Organisations making efforts to engage with customers on a regular basis to ensure that their needs are well understood become more flexible when pivoting at short notice in response to a crisis. In a new normal, closer engagement with customers will become the key to success for your organisation to build a loyal customer base. This will require you to understand customer processes and to pivot yours as required. As a reaction to the crisis, we have seen many examples how agile businesses of all sizes made adjustments to their operating models to continue serving their customers at difficult times.

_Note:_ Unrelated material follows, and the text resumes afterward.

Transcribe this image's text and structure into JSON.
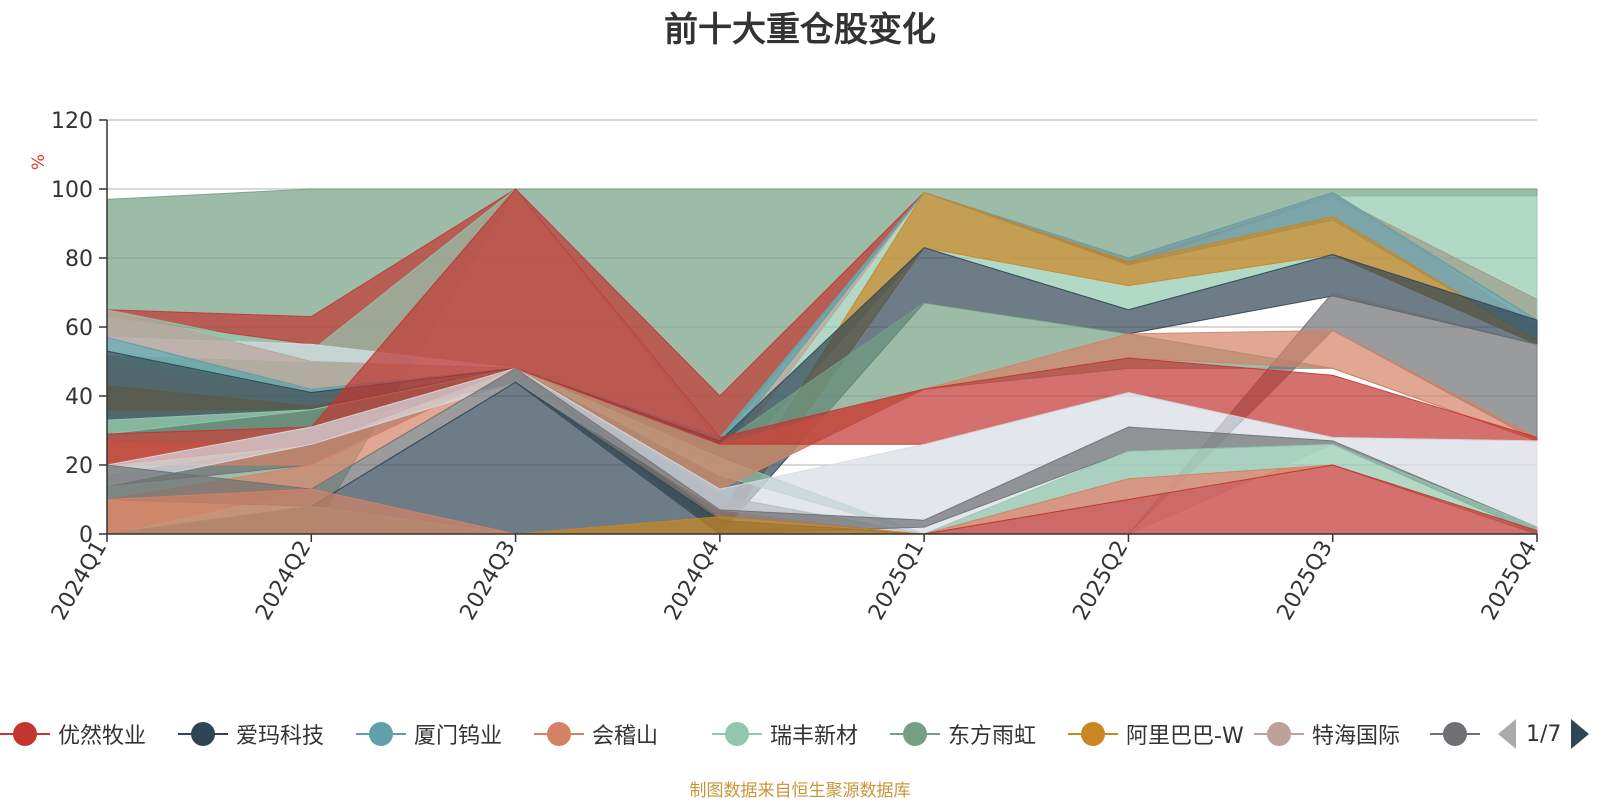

Similarly, investing in building partnerships with your suppliers will pay dividends in the long run. Working closely with your suppliers, understanding and influencing their business processes and risks is critical to your supply chain. As a business partner, the responsible thing to do is to ensure your suppliers, big or small, are paid on time as this helps them to manage their working capital. I guarantee that the suppliers, who are being treated well will be willing to go the extra mile to help your organisation in return. The suppliers are human too.
Lastly, it is important that your organisation continues to act responsibly, supporting the wider communities (i.e. charities, local schools), and investing back into communities where the organisation operates.
‘Every cloud has a silver lining’
Crisis provides an opportunity to re-design the future. It is hard to predict when the next ‘shake-up’ will arrive, but it will and in a shape, we won’t expect or foresee.
Organisations with built-in resilience, with a strong core, will be winners. They will be in a better position to withstand the shock, make investments into new technological opportunities and organisational improvements; gaining momentum before the collective memories of reality fades away.
If you survived this crisis, will you take a risk to do nothing? Will you rely on being lucky next time? How strong is your core?
[i] Ownet is behind the concept of Digital Twin of Organisation (DTO), which provides a single picture of truth of company enterprise management systems.